Le Bloc québécois, un parti fédéraliste ?

vendredi 17 octobre 2008

En ces lendemains de campagne, le Bloc Québécois doit-il se réjouir de sa performance ? Certes, encore une fois, il a réussi à profiter largement de la faiblesse de ses adversaires au Québec grâce à son chef expérimenté et à une campagne, avouons-le, courageuse et dynamique. Cependant, les résultats du 14 octobre montrent que le Bloc, même s’il réussit à maintenir ses assises parlementaires, décline sur le plan du suffrage populaire, renouant avec la modeste performance de 1997 et un maigre 38 %.

Ainsi donc, en considérant la faiblesse du taux de participation, on en arrive au constat brutal que seulement un électeur sur quatre a appuyé la formation souverainiste lors de la dernière élection. À l’évidence, la formation de Gilles Duceppe doit s’interroger sur la façon d’élargir ses appuis pour retrouver la faveur de l’électorat. C’est que, depuis maintenant plusieurs élections, le Bloc Québécois n’est guère plus qu’un parti régionaliste qui réussit habilement à cristalliser le mécontentement populaire. Pourtant, à l’origine, le Bloc devait être plus qu’un parti de protestataires... Il devait être le contrefort servant à soutenir la souveraineté.

Un parti souverainiste ?

Depuis 1997, on peut légitimement soulever une interrogation : que fait donc le Bloc pour promouvoir la souveraineté ? En la matière, force est d’admettre que le bilan du Bloc est plutôt mince. Bien sûr, dans le discours officiel, le Bloc Québécois affirme haut et fort être un parti souverainiste.

Ainsi, lors des grand-messes électorales ou à l’occasion de rassemblements partisans, le chef du Bloc et ses acolytes, dans la grande tradition des professions de foi souverainistes, affirment solennellement vouloir faire de l’indépendance du Québec une priorité ; que les Québécois ne sont pas meilleurs que les Canadiens, mais simplement différents ; que le fédéralisme est dysfonctionnel et, suite logique de ce constat, que la seule solution politiquement viable est de faire du Québec un pays.

Dans la réalité cependant, il en va bien autrement, ce que prouvent éloquemment les dernières campagnes électorales. Effectivement, en regardant les grands thèmes défendus par le Bloc, on s’aperçoit rapidement que la souveraineté est non seulement absente des campagnes électorales, mais en plus, qu’elle est reléguée au rang des enjeux dont il ne faut surtout pas discuter.

Un contentieux

C’est que, constatant le faible engouement des Québécois pour la question du « contentieux national », le Bloc préfère miser sur des enjeux plus rentables sur le plan électoral : défense des intérêts du Québec, guerre en Afghanistan, déséquilibre fiscal, crainte d’un gouvernement conservateur majoritaire, etc. Sans doute ces thèmes permettent-ils ponctuellement au Bloc de se maintenir, mais à long terme il s’agit là d’une stratégie risquée puisqu’il s’en trouve réduit à jouer l’éternel protestataire. En ce sens, le déclin du suffrage populaire à l’endroit du Bloc est peut-être révélateur d’un parti qui stagne, incapable de proposer un programme mobilisateur, un projet positif et stimulant.

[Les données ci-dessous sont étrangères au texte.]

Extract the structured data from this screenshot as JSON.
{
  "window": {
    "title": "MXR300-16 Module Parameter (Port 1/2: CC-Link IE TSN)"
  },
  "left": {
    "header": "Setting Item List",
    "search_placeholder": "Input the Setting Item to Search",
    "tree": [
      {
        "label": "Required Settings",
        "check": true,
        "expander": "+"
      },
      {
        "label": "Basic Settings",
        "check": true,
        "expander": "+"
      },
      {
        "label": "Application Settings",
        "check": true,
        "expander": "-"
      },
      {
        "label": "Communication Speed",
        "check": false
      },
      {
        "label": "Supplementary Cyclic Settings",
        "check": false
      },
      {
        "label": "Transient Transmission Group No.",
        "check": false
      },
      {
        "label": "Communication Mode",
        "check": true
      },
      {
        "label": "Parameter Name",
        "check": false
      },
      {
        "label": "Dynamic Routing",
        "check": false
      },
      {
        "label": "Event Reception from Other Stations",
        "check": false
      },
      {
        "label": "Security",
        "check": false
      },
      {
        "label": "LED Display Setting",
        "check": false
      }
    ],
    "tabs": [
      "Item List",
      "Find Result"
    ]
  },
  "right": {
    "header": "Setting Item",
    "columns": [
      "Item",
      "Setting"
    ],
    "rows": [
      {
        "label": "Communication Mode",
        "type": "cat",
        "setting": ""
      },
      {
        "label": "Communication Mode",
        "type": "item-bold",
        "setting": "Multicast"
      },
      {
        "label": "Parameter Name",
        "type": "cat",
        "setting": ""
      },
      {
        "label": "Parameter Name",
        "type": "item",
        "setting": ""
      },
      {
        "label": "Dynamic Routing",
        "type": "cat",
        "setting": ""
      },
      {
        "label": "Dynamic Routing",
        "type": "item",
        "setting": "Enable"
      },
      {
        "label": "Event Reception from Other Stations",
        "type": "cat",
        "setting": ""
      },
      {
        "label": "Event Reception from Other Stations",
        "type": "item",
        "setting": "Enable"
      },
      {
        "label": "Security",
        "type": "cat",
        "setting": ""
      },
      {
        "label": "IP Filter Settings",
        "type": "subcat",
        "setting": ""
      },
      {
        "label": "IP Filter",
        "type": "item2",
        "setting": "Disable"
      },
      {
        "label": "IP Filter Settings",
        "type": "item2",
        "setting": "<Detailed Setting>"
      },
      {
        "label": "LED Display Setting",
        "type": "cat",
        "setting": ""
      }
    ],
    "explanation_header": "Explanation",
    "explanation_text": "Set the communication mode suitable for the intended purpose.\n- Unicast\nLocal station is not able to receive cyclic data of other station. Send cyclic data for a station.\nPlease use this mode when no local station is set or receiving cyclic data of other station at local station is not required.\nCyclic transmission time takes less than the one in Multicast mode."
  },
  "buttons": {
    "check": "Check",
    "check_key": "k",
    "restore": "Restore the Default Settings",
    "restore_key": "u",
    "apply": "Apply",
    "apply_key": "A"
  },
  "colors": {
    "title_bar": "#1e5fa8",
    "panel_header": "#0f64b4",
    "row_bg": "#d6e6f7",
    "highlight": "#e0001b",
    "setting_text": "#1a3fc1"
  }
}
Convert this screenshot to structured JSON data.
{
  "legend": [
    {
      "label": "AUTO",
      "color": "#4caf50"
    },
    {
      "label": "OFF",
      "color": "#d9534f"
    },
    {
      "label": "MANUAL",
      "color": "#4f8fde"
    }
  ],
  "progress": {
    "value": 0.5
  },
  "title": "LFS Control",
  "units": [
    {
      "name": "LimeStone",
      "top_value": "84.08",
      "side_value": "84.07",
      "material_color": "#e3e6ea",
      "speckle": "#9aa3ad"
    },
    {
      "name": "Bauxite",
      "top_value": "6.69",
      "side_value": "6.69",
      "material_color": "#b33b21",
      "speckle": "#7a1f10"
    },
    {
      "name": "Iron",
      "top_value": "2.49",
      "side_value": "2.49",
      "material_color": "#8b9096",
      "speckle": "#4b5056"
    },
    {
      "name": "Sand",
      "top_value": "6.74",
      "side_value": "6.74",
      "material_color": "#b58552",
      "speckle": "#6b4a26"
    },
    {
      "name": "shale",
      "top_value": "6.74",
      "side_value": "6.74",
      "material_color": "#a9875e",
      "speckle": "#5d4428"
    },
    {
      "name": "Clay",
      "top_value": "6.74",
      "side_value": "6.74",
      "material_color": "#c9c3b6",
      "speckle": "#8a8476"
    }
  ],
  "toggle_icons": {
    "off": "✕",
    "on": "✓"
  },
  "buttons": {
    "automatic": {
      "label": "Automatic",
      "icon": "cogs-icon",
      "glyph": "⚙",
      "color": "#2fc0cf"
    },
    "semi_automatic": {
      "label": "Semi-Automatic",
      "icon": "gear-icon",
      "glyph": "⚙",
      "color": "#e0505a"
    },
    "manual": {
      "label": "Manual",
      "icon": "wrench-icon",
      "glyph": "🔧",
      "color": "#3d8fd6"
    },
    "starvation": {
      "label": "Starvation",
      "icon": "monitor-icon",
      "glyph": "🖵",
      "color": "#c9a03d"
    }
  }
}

Au-delà des stratégies électorales, on peut aussi se questionner sur la volonté des députés du Bloc et de son chef à proposer un projet de société aux Québécois. Après plus de 15 ans maintenant, on ne voit que trop rarement les députés du Bloc et du PQ travailler main dans la main. Même que souvent, les deux partis s’opposent, tant sur plan de l’organisation que sur celui des relations parfois conflictuelles entre les élus, les militants et le personnel politique.

D’une manière plus fondamentale cependant, le Bloc ne propose pas de plan d’action pour faire la promotion de la souveraineté. Pourtant, il aurait été logique de mobiliser la formidable force logistique que représente le Bloc, avec sa cinquantaine de députés et ses centaines d’employés, afin d’employer les ressources à faire la promotion de ce qui est encore officiellement la raison d’être d’un parti souverainiste à Ottawa. Cette facette, trop souvent négligée, représente peut-être le plus grand échec du Bloc au cours des dernières années. Préférant le confort des réélections, le Bloc est aujourd’hui un parti structuré, bien organisé et pouvant compter sur une machine électorale redoutable, mais est-il vraiment un parti souverainiste ?

Un parti fédéraliste ?

En 1993, le Bloc Québécois était une véritable menace à l’unité nationale du Canada. Dans la foulée des accords avortés de Meech et de Charlottetown et devant l’imminence d’un référendum sur la souveraineté, les députés du Bloc représentaient une arme supplémentaire dans le combat à finir qui s’engageait entre les fédéralistes et les souverainistes. Mais curieusement, depuis 1995, le Bloc Québécois sert davantage à légitimer le gouvernement fédéral qu’à le remettre en cause.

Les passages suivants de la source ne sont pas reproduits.